Further supplementary memorandum from
HM Revenue and Customs
TAX CREDITS
Whether or not the Department accepts the Ombudsman's
12 recommendations in her report of June 2005 and, where it accepts
a particular recommendation, what progress has been made
The Government's response to the Ombudsman's
recommendations was set out in the Paymaster General's letter
to her of 29 July.
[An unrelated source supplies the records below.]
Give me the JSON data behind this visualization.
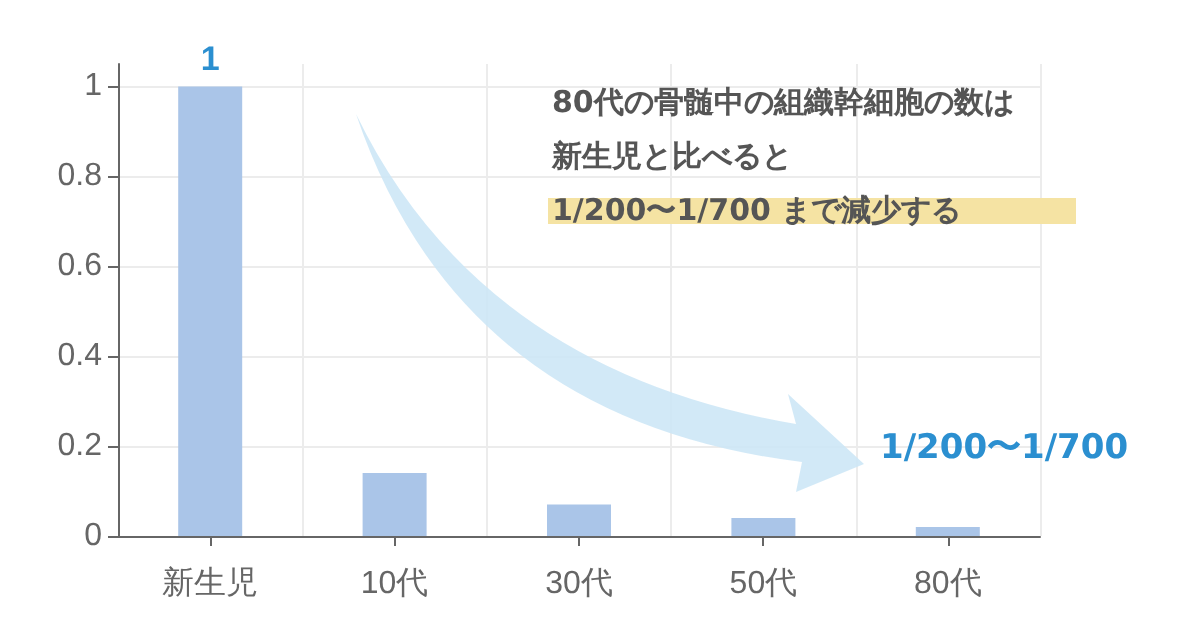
{
  "chart_data": {
    "type": "bar",
    "categories": [
      "新生児",
      "10代",
      "30代",
      "50代",
      "80代"
    ],
    "values": [
      1,
      0.14,
      0.07,
      0.04,
      0.02
    ],
    "value_labels": [
      "1",
      null,
      null,
      null,
      null
    ],
    "color": "#aac5e8",
    "ylim": [
      0,
      1.05
    ],
    "yticks": [
      0,
      0.2,
      0.4,
      0.6,
      0.8,
      1
    ],
    "grid": true,
    "annotations": [
      "80代の骨髄中の組織幹細胞の数は",
      "新生児と比べると",
      "1/200〜1/700 まで減少する",
      "1/200〜1/700"
    ]
  }
}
The Department has already acted on a number
of those recommendations, including:
improved guidance and training for
contact centre staff about interim payments and the availability
of help in cases of hardship;
improvements in the tax credits award
notice to help understanding of the reasons why overpayments may
arise; and
planned improvements in the presentation
of information accompanying award notices to draw attention to
hardship provisions.
Other recommendations are under consideration
in the review of Code of Practice 26.
Projections of the implications for current levels
of staffing in the tax credits area if the Department were to
introduce a means of manually suspending the reclamation of an
individual customer's overpayment
The current planning assumption is that implementing
an interim process to suspend the recovery of disputed overpayments
before the full computerised solution is available could require
some 200 full-time equivalents, as an addition to current staff
levels. The impact of staffing will of course be subject to the
precise nature of the interim procedures, which are still subject
to final testing by HMRC. It will also depend on, amongst other
things, the number of disputes received by the department.